Some lawmakers have begun discussing passing a temporary tax cut rather than a permanent rewrite of the corporate and individual tax codes, an idea Ways and Means Chairman Kevin Brady, R- Texas, rejected.
“Now is the time to go bold, now is the time to deliver real results to the American people,” Brady said at the hearing.
The hearing showed a border adjustment tax proposed by House Republicans last year remains on the table despite the fact it was excluded from Trump’s plan.
Border adjustment would subject imported products to a 20% tax that exporters would not have to pay, and it is designed to make domestic manufacturers more competitive and counter the trend of corporations moving operations overseas. It has run into fierce opposition from retailers, who say it would raise the cost of consumer goods such as clothing and toys made almost exclusively overseas, and many in Congress have questioned the need for it.
Witnesses invited by committee Republicans, including Zachary Mottl of Atlas Tool Works in Lyons, Ill., said they are paying border adjustment taxes when they sell their products overseas, while foreign competitors selling in the United States are not.

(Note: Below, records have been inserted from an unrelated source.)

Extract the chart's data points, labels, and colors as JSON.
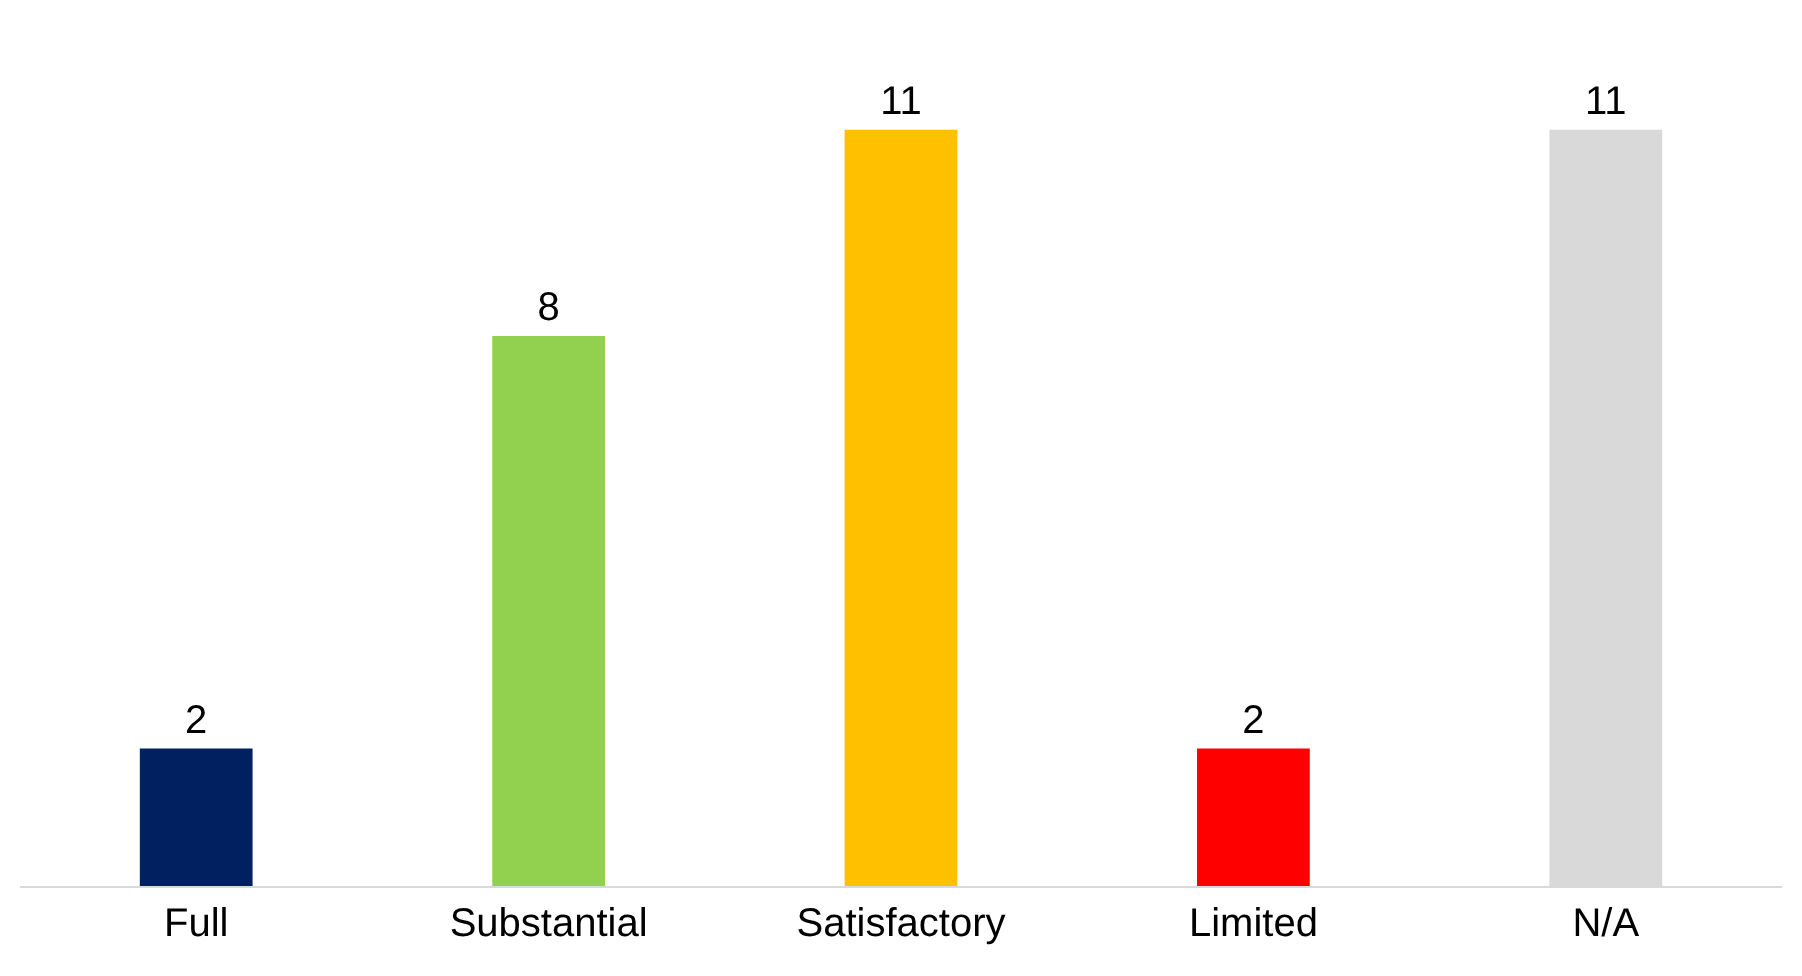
{
  "chart_data": {
    "type": "bar",
    "categories": [
      "Full",
      "Substantial",
      "Satisfactory",
      "Limited",
      "N/A"
    ],
    "values": [
      2,
      8,
      11,
      2,
      11
    ],
    "colors": [
      "#002060",
      "#92d050",
      "#ffc000",
      "#ff0000",
      "#d9d9d9"
    ],
    "data_labels": true
  }
}
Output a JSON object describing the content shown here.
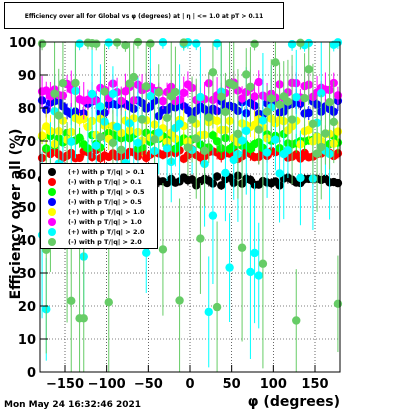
{
  "title": "Efficiency over all for Global vs φ (degrees) at | η | <= 1.0 at pT > 0.11",
  "footer_date": "Mon May 24 16:32:46 2021",
  "chart_data": {
    "type": "scatter",
    "xlabel": "φ (degrees)",
    "ylabel": "Efficiency over all (%)",
    "xlim": [
      -180,
      180
    ],
    "ylim": [
      0,
      100
    ],
    "x_ticks": [
      -150,
      -100,
      -50,
      0,
      50,
      100,
      150
    ],
    "x_tick_labels": [
      "−150",
      "−100",
      "−50",
      "0",
      "50",
      "100",
      "150"
    ],
    "y_ticks": [
      0,
      10,
      20,
      30,
      40,
      50,
      60,
      70,
      80,
      90,
      100
    ],
    "y_tick_labels": [
      "0",
      "10",
      "20",
      "30",
      "40",
      "50",
      "60",
      "70",
      "80",
      "90",
      "100"
    ],
    "grid": true,
    "legend_position": "left-center",
    "x_bins": [
      -177.5,
      -172.5,
      -167.5,
      -162.5,
      -157.5,
      -152.5,
      -147.5,
      -142.5,
      -137.5,
      -132.5,
      -127.5,
      -122.5,
      -117.5,
      -112.5,
      -107.5,
      -102.5,
      -97.5,
      -92.5,
      -87.5,
      -82.5,
      -77.5,
      -72.5,
      -67.5,
      -62.5,
      -57.5,
      -52.5,
      -47.5,
      -42.5,
      -37.5,
      -32.5,
      -27.5,
      -22.5,
      -17.5,
      -12.5,
      -7.5,
      -2.5,
      2.5,
      7.5,
      12.5,
      17.5,
      22.5,
      27.5,
      32.5,
      37.5,
      42.5,
      47.5,
      52.5,
      57.5,
      62.5,
      67.5,
      72.5,
      77.5,
      82.5,
      87.5,
      92.5,
      97.5,
      102.5,
      107.5,
      112.5,
      117.5,
      122.5,
      127.5,
      132.5,
      137.5,
      142.5,
      147.5,
      152.5,
      157.5,
      162.5,
      167.5,
      172.5,
      177.5
    ],
    "series": [
      {
        "name": "(+) with p T/|q| > 0.1",
        "color": "#000000",
        "mean": 58.0,
        "spread": 1.5,
        "err": 1.2
      },
      {
        "name": "(-) with p T/|q| > 0.1",
        "color": "#ff0000",
        "mean": 66.0,
        "spread": 1.5,
        "err": 1.5
      },
      {
        "name": "(+) with p T/|q| > 0.5",
        "color": "#00ff00",
        "mean": 70.0,
        "spread": 2.5,
        "err": 2.5
      },
      {
        "name": "(-) with p T/|q| > 0.5",
        "color": "#0000ff",
        "mean": 80.0,
        "spread": 2.5,
        "err": 2.5
      },
      {
        "name": "(+) with p T/|q| > 1.0",
        "color": "#ffff00",
        "mean": 73.0,
        "spread": 4.0,
        "err": 4.0
      },
      {
        "name": "(-) with p T/|q| > 1.0",
        "color": "#ff00ff",
        "mean": 85.0,
        "spread": 3.0,
        "err": 4.0
      },
      {
        "name": "(+) with p T/|q| > 2.0",
        "color": "#00ffff",
        "mean": 72.0,
        "spread": 14.0,
        "err": 14.0
      },
      {
        "name": "(-) with p T/|q| > 2.0",
        "color": "#66cc66",
        "mean": 80.0,
        "spread": 14.0,
        "err": 14.0
      }
    ]
  }
}
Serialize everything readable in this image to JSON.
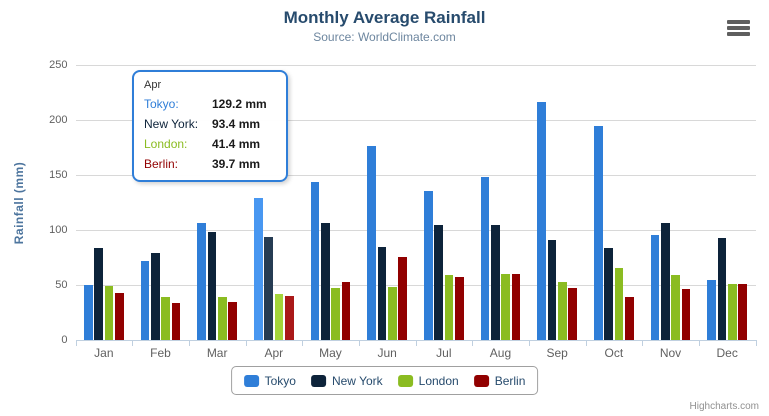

“It’s clear that the U. S. is out of alignment with the rest of the world when it comes to globally competitive taxation schemes,” Mottl said.
The Trump plan outlined by Treasury Secretary Steven Mnuchin and economic adviser Gary Cohn would cut the corporate tax rate from 35% to 15% while eliminating most deductions. For individuals, Trump would reduce the number of brackets from seven to three and bring the top bracket down from 39.6% to 35%, but income cutoffs for the different brackets were not announced.
The plan called for doubling the standard deduction, repealing the estate tax and eliminating nearly all deductions except for charitable contributions and mortgage interest.
Rep. Richard Neal of Massachusetts, the top Democrat on the committee, said historical data show the wealthiest people did much better in recent decades than the middle class, and he does not want to add to that by changing the tax code.